Thomas Blanton Jr. is lead out of the courtroom in handcuffs

The words rose and fell over the courtroom, hard to make out, yet clear enough at times to send looks of chilled surprise among the spellbound spectators: "...nigger...bomb...mother-f----' church... .bomb...plan...bomb...''

The voice was that of Thomas E. Blanton, Jr., secretly recorded in the mid-1960s by a Ku Klux Klan buddy turned informant for the FBI, and the tapes helped convince jurors after just three hours of deliberation to convict Blanton, now 62, of the 1963 bombing that killed four young girls at the city's Sixteenth Street Baptist Church.

Addie Mae Collins, Carole Robertson and Cynthia Wesley, all 14, and Denise McNair, 11, were killed in a bomb explosion on the morning of Sept. 15, 1963, an act that horrified the nation and helped lead to passage of a landmark civil rights bill.

The trial took place 38 years after the fact, but U.S. Attorney Doug Jones argued that was irrelevant: "It's never too late for the truth to be told, it's never to late for wounds to heal, it's never too late for a man to be held accountable for his crimes." In his closing arguments, Jones showed jurors videos of taped statements Blanton made in 1964 and 1965. Blanton has always denied knowledge of the bombing, but had been evasive when the FBI asked him about his whereabouts on the night of Sept. 14, 1963, when agents believe the bomb was placed at the church.

"He remembers everything about that day," Jones said. "But when it comes to that night, he gets fuzzy." Blanton's alibis shifted from his being in various restaurants to simply driving around Birmingham. The state contended that Blanton met with other Klansmen Sept. 13 under a bridge on the Cahaba River and made the bomb that detonated at the church. The jury, composed of eight white women, three black women and one black man, agreed, and gave Blanton four life sentences.

News of the verdict swept through the city. Dale Short, a free-lance writer who has been covering the trial, had left and stopped by a liquor store. "They had the TV on and it came on and the people started calling out in jubilation," he said. "'He's been charged,' one of them said. And I said, 'You mean convicted?' And they said yeah, convicted."

The damning audio tapes were made by Mitchell Burns, who in 1965 was 35. Now 74, he is a slim, silver-haired man with glasses and a crusty sense of humor. In 1964 he let the FBI plant a tape recorder in his 1956 Chevrolet after an agent showed him a picture of the dead girls. "It was the most horrible thing I ever seen," he said, voice quivering. He later referred to Blanton as "a punk."

On the tapes, Blanton boasts, "I was on the corner watching the big blast." As he listened in the Birmingham courtroom to the nearly four-decades-old recording, Burns removed his glasses and wiped at his eyes.

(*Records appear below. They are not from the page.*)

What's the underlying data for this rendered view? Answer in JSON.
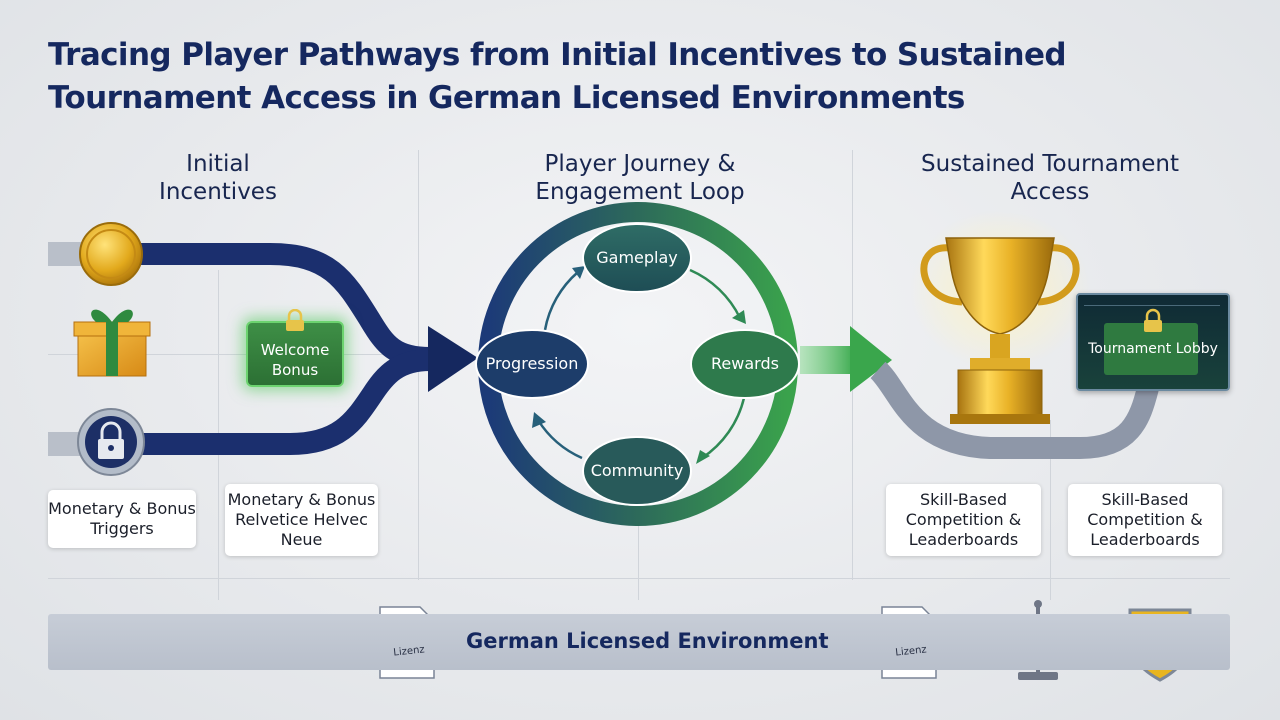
{
  "title": "Tracing Player Pathways from Initial Incentives to Sustained Tournament Access in German Licensed Environments",
  "columns": {
    "left": "Initial Incentives",
    "middle": "Player Journey & Engagement Loop",
    "right": "Sustained Tournament Access"
  },
  "loop_nodes": {
    "top": "Gameplay",
    "right": "Rewards",
    "bottom": "Community",
    "left": "Progression"
  },
  "welcome_bonus": "Welcome Bonus",
  "tournament_lobby": "Tournament Lobby",
  "cards": {
    "left1": "Monetary & Bonus Triggers",
    "left2": "Monetary & Bonus Relvetice Helvec Neue",
    "right1": "Skill-Based Competition & Leaderboards",
    "right2": "Skill-Based Competition & Leaderboards"
  },
  "banner": "German Licensed Environment",
  "doc_stamp": "Lizenz",
  "icons": [
    "coin-icon",
    "gift-icon",
    "padlock-icon",
    "trophy-icon",
    "document-icon",
    "scales-icon",
    "eagle-shield-icon"
  ],
  "colors": {
    "navy": "#15285f",
    "green": "#35a14a",
    "gold": "#d9a520"
  }
}
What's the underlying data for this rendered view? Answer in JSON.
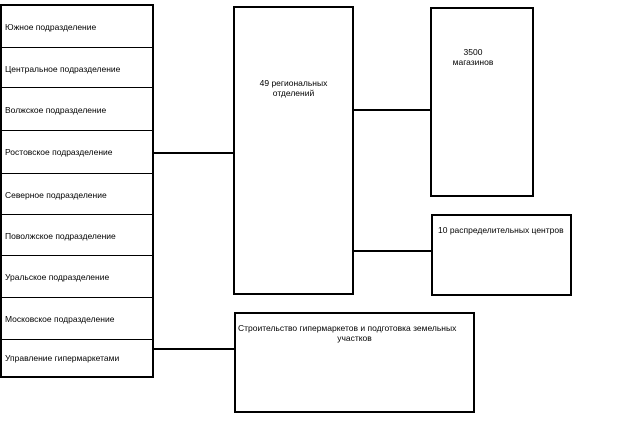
{
  "divisions": [
    "Южное подразделение",
    "Центральное подразделение",
    "Волжское подразделение",
    "Ростовское  подразделение",
    "Северное подразделение",
    "Поволжское подразделение",
    "Уральское подразделение",
    "Московское подразделение",
    "Управление гипермаркетами"
  ],
  "regional": {
    "line1": "49 региональных",
    "line2": "отделений"
  },
  "stores": {
    "line1": "3500",
    "line2": "магазинов"
  },
  "distribution": {
    "label": "10 распределительных центров"
  },
  "construction": {
    "line1": "Строительство гипермаркетов и подготовка земельных",
    "line2": "участков"
  }
}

Burns said that Blanton liked to return to the scene of the bombing. In one case, as they drove by the church, Blanton is heard saying, "They ain't going to catch me when I bomb my next church."

Laughter. Then Burns says, "How'd you do that?"

"It wasn't easy, I tell you."

Will the conviction bring an end to the nightmarish memory that has haunted Birmingham all these years? Willoughby Anderson, 22, a Harvard graduate from Birmingham who wrote a thesis on the church bombing, isn't sure. "I don't think justice is possible after 38 years," she says. "But I think this is important for Birmingham just to be talking about this painful and embarrassing moment of our history."

However, the Rev. Abraham Lincoln Woods, president of the Birmingham chapter of the Southern Christian Leadership Conference, was more positive about the result. "It makes a statement around the nation and the world. If a guilty person can go without being brought to justice it means that the life of a black is not as valuable as a white."